Das Religionsgesetz von 1997 sowie die ideologischen Standpunkte und die Massnahmen, die die russischen Behörden seitdem vertreten bzw. ergriffen haben, sind allesamt von dem Bestreben inspiriert, die „spirituelle Sicherheit“ Russlands zu gewährleisten – ein neues Konzept, mit dem die Russisch-orthodoxe Kirche in den Rang einer „Hüterin nationaler Werte“ erhoben wird.
Im Präsidialdekret Nr. 24 zum „Nationalen Sicherheitskonzept“ vom 10. Januar 200039 heisst es: „Zur Gewährleistung der nationalen Sicherheit der Russischen Föderation gehören auch der Schutz des kulturellen, spirituellen und moralischen Erbes, der historischen Traditionen und der Normen des gesellschaftlichen Lebens; die Wahrung des kulturellen Reichtums aller Völker Russlands […] sowie Massnahmen gegen den negativen Einfluss von Religionsgemeinschaften und Missionaren aus dem Ausland.“
Dieses Konzept liefert möglicherweise eine Erklärung für die „religiöse Säuberung“, die derzeit im Gange ist und zunehmend Auftrieb erhält.
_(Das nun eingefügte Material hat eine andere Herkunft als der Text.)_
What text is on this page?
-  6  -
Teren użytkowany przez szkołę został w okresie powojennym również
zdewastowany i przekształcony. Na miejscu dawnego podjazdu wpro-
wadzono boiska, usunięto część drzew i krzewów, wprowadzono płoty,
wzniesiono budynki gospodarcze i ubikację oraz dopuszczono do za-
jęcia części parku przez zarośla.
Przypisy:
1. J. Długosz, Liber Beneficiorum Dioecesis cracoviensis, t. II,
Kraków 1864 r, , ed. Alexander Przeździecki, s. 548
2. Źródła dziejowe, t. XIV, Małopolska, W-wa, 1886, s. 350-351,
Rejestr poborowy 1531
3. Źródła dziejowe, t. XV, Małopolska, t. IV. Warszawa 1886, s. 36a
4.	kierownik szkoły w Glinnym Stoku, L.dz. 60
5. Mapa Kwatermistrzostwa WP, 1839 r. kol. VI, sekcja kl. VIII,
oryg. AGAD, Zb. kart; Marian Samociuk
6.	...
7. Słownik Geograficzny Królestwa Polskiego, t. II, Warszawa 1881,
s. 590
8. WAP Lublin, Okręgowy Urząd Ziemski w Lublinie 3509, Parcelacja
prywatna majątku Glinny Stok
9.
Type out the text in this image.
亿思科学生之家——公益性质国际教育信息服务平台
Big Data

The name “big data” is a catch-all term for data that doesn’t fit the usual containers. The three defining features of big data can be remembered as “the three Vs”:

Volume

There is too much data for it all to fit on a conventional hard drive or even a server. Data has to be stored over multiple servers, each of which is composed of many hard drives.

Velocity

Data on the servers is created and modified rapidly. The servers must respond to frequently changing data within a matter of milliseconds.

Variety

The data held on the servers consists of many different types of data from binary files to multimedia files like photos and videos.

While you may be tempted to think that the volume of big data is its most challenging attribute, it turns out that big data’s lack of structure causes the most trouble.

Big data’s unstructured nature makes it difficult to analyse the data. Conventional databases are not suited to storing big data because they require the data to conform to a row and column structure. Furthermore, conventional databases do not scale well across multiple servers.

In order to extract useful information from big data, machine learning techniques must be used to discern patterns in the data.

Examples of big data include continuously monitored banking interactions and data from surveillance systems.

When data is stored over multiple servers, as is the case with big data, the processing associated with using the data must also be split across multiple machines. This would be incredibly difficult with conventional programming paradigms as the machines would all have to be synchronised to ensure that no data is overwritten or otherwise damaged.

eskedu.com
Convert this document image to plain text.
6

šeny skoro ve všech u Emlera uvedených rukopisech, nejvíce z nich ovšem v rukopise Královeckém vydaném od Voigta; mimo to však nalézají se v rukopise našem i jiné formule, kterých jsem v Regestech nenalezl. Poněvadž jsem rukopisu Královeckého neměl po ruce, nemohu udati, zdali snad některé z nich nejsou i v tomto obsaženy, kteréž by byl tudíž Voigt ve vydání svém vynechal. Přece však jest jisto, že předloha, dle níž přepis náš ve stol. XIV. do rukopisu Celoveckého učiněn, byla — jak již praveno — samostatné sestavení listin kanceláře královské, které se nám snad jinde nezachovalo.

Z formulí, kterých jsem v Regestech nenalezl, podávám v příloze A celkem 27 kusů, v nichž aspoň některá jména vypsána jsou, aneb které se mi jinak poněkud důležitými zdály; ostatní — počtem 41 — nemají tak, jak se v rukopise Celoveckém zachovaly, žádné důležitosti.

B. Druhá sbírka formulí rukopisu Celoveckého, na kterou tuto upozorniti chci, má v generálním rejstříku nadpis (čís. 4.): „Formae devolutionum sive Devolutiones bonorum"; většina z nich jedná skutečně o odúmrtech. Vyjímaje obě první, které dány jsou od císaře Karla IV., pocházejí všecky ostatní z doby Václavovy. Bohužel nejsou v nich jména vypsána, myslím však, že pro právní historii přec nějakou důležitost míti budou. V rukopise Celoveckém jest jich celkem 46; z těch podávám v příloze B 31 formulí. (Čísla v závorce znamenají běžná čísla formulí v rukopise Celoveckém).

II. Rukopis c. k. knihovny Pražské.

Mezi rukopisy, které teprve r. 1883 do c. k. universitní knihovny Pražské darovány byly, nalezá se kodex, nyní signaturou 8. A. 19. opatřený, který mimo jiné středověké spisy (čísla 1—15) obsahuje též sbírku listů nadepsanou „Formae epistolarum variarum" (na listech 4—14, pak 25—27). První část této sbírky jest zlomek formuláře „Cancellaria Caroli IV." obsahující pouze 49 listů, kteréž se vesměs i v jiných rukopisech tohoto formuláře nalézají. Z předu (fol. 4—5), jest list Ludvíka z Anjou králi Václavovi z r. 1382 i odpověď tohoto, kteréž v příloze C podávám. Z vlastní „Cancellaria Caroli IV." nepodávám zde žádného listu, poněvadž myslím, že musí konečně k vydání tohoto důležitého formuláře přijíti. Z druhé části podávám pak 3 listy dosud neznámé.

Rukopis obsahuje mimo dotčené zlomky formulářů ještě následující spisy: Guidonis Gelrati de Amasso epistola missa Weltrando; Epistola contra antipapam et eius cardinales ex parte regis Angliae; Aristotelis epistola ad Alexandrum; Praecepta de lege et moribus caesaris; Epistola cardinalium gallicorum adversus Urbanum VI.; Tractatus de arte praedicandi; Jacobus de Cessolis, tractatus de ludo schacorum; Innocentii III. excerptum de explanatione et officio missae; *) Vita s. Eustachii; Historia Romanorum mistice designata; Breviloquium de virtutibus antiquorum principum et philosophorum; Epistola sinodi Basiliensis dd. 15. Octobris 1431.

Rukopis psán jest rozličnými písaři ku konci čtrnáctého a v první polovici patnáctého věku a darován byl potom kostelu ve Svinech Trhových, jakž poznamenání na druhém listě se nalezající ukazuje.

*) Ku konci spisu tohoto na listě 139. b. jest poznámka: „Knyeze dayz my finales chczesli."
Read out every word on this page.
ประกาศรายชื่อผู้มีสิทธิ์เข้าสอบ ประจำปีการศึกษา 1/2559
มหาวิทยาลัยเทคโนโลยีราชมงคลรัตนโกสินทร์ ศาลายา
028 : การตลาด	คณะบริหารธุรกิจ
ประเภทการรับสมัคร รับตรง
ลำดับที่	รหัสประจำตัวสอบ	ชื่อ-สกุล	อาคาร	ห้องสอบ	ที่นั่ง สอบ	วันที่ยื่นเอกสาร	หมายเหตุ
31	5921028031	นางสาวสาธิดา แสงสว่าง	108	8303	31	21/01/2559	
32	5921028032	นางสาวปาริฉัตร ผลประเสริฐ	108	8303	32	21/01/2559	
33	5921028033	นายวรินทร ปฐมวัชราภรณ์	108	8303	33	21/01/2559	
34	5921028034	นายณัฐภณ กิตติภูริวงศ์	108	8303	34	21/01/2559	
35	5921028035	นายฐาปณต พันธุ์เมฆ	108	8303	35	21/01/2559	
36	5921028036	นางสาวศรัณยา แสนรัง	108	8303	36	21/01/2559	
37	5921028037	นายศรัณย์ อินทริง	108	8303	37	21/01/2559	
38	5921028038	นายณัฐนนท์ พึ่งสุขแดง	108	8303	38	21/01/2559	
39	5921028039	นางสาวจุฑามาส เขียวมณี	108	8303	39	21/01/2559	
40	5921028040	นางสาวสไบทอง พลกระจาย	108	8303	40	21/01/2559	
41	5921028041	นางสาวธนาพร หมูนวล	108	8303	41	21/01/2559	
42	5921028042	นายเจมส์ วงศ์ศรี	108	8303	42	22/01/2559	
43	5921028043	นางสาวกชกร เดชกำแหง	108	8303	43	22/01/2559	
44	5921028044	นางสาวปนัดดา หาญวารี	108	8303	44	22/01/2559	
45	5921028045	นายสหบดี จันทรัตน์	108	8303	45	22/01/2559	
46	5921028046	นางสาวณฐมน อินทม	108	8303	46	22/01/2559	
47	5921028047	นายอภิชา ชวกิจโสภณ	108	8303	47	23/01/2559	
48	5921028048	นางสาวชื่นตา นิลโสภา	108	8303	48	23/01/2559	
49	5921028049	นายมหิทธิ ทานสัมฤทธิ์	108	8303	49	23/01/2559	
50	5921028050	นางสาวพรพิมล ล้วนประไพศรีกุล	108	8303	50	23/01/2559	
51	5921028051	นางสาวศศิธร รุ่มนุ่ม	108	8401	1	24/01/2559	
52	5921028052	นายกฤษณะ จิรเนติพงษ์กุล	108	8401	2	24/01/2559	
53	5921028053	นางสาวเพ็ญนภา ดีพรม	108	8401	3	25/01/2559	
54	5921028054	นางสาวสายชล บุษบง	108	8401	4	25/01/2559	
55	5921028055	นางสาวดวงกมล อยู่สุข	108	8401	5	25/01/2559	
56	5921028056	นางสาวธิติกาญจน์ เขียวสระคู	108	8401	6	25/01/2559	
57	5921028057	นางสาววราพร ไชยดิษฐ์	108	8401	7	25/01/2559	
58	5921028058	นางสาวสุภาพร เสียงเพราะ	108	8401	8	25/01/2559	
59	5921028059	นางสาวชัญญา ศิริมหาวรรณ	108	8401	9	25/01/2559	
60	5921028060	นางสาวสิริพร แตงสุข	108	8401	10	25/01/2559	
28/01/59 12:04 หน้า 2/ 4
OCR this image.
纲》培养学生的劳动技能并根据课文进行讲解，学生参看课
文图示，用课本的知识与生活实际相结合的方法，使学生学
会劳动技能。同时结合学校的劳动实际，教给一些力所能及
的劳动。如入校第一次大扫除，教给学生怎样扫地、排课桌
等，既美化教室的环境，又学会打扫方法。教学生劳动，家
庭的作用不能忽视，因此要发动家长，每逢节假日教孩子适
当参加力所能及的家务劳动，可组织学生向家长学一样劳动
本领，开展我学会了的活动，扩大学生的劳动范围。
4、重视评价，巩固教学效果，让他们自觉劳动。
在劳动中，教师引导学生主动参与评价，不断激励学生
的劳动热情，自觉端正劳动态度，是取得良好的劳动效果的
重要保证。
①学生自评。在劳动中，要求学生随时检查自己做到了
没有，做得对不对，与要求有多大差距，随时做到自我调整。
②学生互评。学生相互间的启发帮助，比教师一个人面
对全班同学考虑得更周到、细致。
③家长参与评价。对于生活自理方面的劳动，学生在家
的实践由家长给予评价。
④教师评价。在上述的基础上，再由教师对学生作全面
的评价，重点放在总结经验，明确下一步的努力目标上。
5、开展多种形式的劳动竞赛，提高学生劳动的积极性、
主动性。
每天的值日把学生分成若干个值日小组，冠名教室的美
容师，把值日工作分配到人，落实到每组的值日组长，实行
Trotz des kritischen Gutachtens der Venedig-Kommission wurden die russischen Anti-Extremismus- und Anti-Missionierungsgesetze nur geringfügig geändert. Somit laufen Gläubige, die weder der russischen Orthodoxie noch einer Hauptströmung des Islam angehören, schnell Gefahr, strafrechtlich verfolgt und verurteilt zu werden, wenn sie ihre Religionsfreiheit auf legitime und friedvolle Weise ausüben. Das Verbot der Zeugen Jehovas, ihre Enteignung und die Verhaftung ihrer Mitglieder – seit dem Zusammenbruch der Sowjetunion eine traurige Premiere – senden ein starkes Signal an andere religiöse Minderheitsgemeinschaften, die zur Russisch-orthodoxen Kirche oder zum Mainstream-Islam in Konkurrenz stehen.
Ein Lichtblick ist die gemeinsame Position von Papst Franziskus und Patriarch Kyrill von Moskau und ganz Russland: Die beiden Oberhäupter wollen sich mit vereinten Kräften für den Schutz und die Unterstützung der Christen im Nahen Osten einsetzen.